CONFLICT OF INTEREST

The authors declare no potential conflicts of interest.

AUTHOR CONTRIBUTIONS

Hongtao Li: Data curation (equal); formal analysis (lead); investigation (lead); methodology (lead); validation (equal); writing – review and editing (equal). Faik N. Musayev: Data curation (equal); formal analysis (equal); investigation (equal); validation (equal); writing – review and editing (equal). Jiao Yang: Data curation (equal); formal analysis (equal); investigation (equal); writing – review and editing (supporting). Jiayue Su: Data curation (supporting); investigation (supporting); writing – review and editing (supporting). Qingdai Liu: Data curation (supporting); investigation (supporting); writing – review and editing (supporting). Wei Wang: Investigation (supporting); writing – review and editing (supporting). Xianjun Fang: Data curation (supporting); investigation (supporting); writing – review and editing (supporting). Lei Zhou: Data curation (equal); formal analysis (equal); funding acquisition (equal); supervision (equal); writing – review and editing (equal). Qinglian Liu: Conceptualization (lead); data curation (lead); formal analysis (lead); funding acquisition (lead); project administration (lead); supervision (lead); methodology (lead); writing – original draft (lead); writing – review & editing (lead).

Supporting information

Appendix S1: Supporting Information

Li H, Musayev FN, Yang J, Su J, Liu Q, Wang W, et al.
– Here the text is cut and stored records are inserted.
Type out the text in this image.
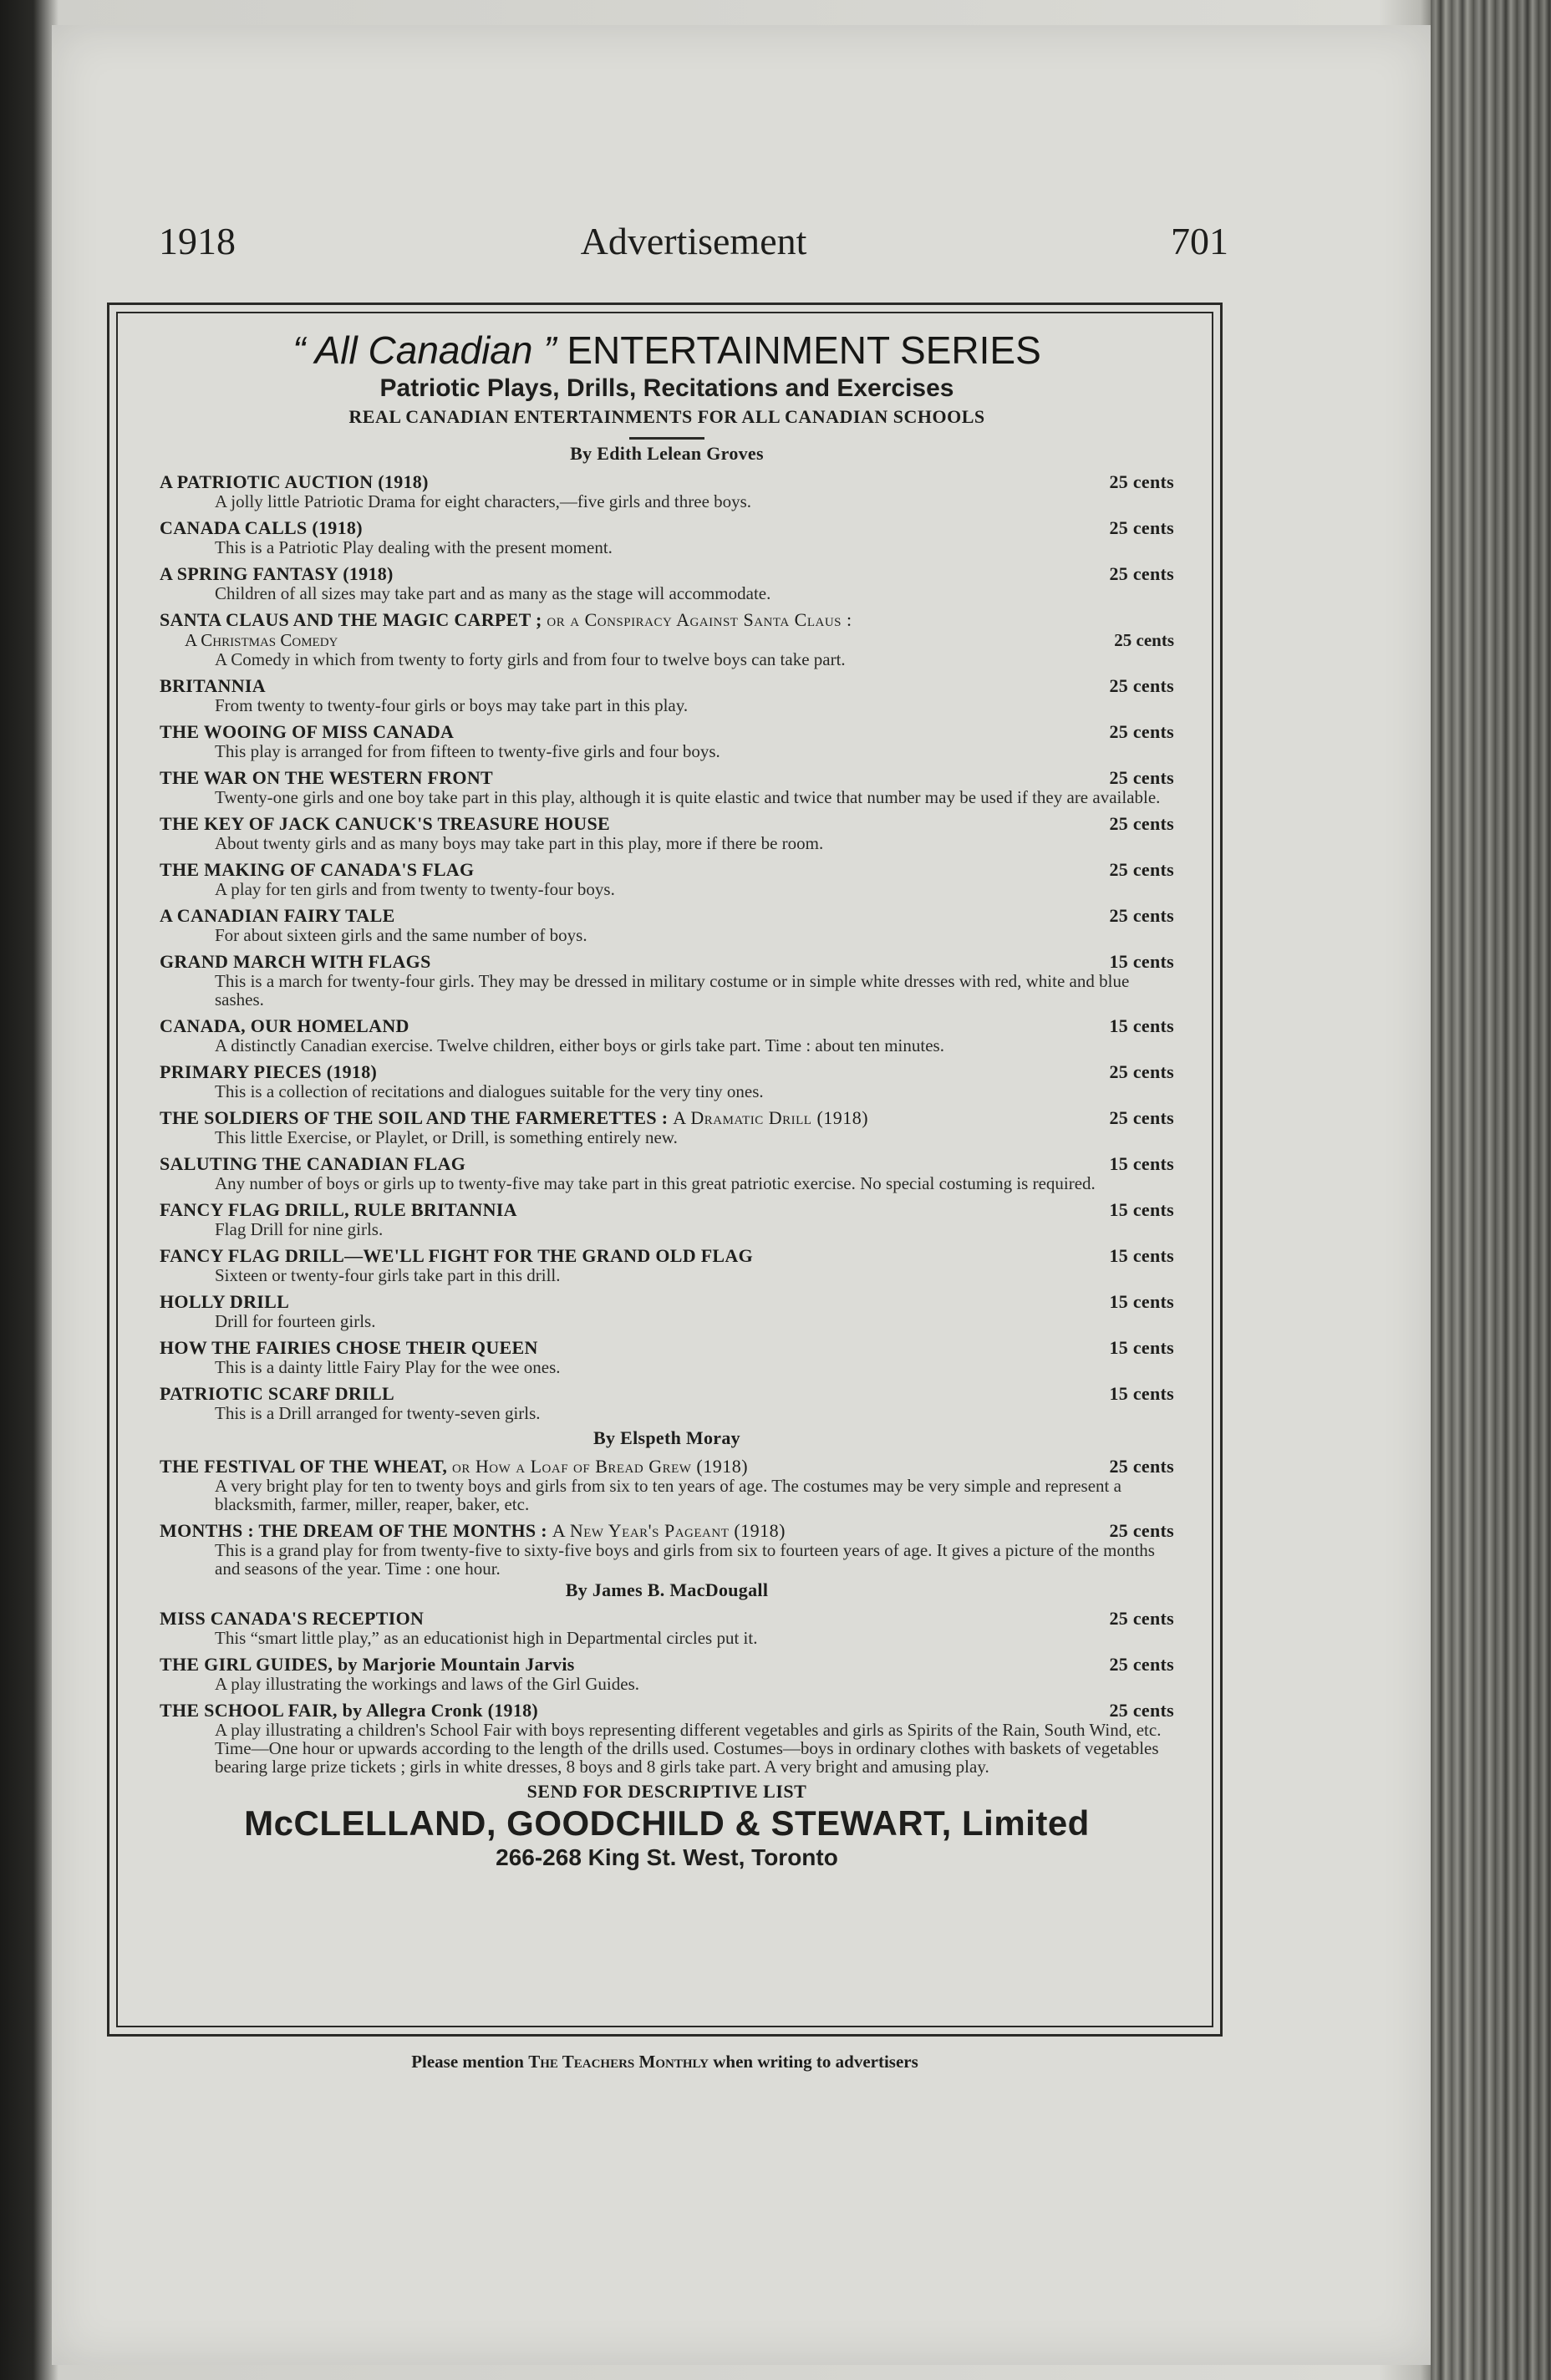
1918	Advertisement	701
“ All Canadian ” ENTERTAINMENT SERIES
Patriotic Plays, Drills, Recitations and Exercises
REAL CANADIAN ENTERTAINMENTS FOR ALL CANADIAN SCHOOLS
By Edith Lelean Groves
A PATRIOTIC AUCTION (1918)	25 cents
A jolly little Patriotic Drama for eight characters,—five girls and three boys.
CANADA CALLS (1918)	25 cents
This is a Patriotic Play dealing with the present moment.
A SPRING FANTASY (1918)	25 cents
Children of all sizes may take part and as many as the stage will accommodate.
SANTA CLAUS AND THE MAGIC CARPET ; or a Conspiracy Against Santa Claus :
A Christmas Comedy	25 cents
A Comedy in which from twenty to forty girls and from four to twelve boys can take part.
BRITANNIA	25 cents
From twenty to twenty-four girls or boys may take part in this play.
THE WOOING OF MISS CANADA	25 cents
This play is arranged for from fifteen to twenty-five girls and four boys.
THE WAR ON THE WESTERN FRONT	25 cents
Twenty-one girls and one boy take part in this play, although it is quite elastic and twice that number may be used if they are available.
THE KEY OF JACK CANUCK'S TREASURE HOUSE	25 cents
About twenty girls and as many boys may take part in this play, more if there be room.
THE MAKING OF CANADA'S FLAG	25 cents
A play for ten girls and from twenty to twenty-four boys.
A CANADIAN FAIRY TALE	25 cents
For about sixteen girls and the same number of boys.
GRAND MARCH WITH FLAGS	15 cents
This is a march for twenty-four girls. They may be dressed in military costume or in simple white dresses with red, white and blue sashes.
CANADA, OUR HOMELAND	15 cents
A distinctly Canadian exercise. Twelve children, either boys or girls take part. Time : about ten minutes.
PRIMARY PIECES (1918)	25 cents
This is a collection of recitations and dialogues suitable for the very tiny ones.
THE SOLDIERS OF THE SOIL AND THE FARMERETTES : A Dramatic Drill (1918)	25 cents
This little Exercise, or Playlet, or Drill, is something entirely new.
SALUTING THE CANADIAN FLAG	15 cents
Any number of boys or girls up to twenty-five may take part in this great patriotic exercise. No special costuming is required.
FANCY FLAG DRILL, RULE BRITANNIA	15 cents
Flag Drill for nine girls.
FANCY FLAG DRILL—WE'LL FIGHT FOR THE GRAND OLD FLAG	15 cents
Sixteen or twenty-four girls take part in this drill.
HOLLY DRILL	15 cents
Drill for fourteen girls.
HOW THE FAIRIES CHOSE THEIR QUEEN	15 cents
This is a dainty little Fairy Play for the wee ones.
PATRIOTIC SCARF DRILL	15 cents
This is a Drill arranged for twenty-seven girls.
By Elspeth Moray
THE FESTIVAL OF THE WHEAT, or How a Loaf of Bread Grew (1918)	25 cents
A very bright play for ten to twenty boys and girls from six to ten years of age. The costumes may be very simple and represent a blacksmith, farmer, miller, reaper, baker, etc.
MONTHS : THE DREAM OF THE MONTHS : A New Year's Pageant (1918)	25 cents
This is a grand play for from twenty-five to sixty-five boys and girls from six to fourteen years of age. It gives a picture of the months and seasons of the year. Time : one hour.
By James B. MacDougall
MISS CANADA'S RECEPTION	25 cents
This “smart little play,” as an educationist high in Departmental circles put it.
THE GIRL GUIDES, by Marjorie Mountain Jarvis	25 cents
A play illustrating the workings and laws of the Girl Guides.
THE SCHOOL FAIR, by Allegra Cronk (1918)	25 cents
A play illustrating a children's School Fair with boys representing different vegetables and girls as Spirits of the Rain, South Wind, etc. Time—One hour or upwards according to the length of the drills used. Costumes—boys in ordinary clothes with baskets of vegetables bearing large prize tickets ; girls in white dresses, 8 boys and 8 girls take part. A very bright and amusing play.
SEND FOR DESCRIPTIVE LIST
McCLELLAND, GOODCHILD & STEWART, Limited
266-268 King St. West, Toronto
Please mention The Teachers Monthly when writing to advertisers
A novel and unique ATP hydrolysis to AMP by a human Hsp70 Binding immunoglobin protein (BiP). Protein Science. 2022;31:797–810. 10.1002/pro.4267

DATA AVAILABILITY STATEMENT

Atomic coordinates and structure factors have been deposited in the RSCB Protein Data Bank under the accession number 7N1R. The data that support the findings of this study are available from the corresponding author upon request.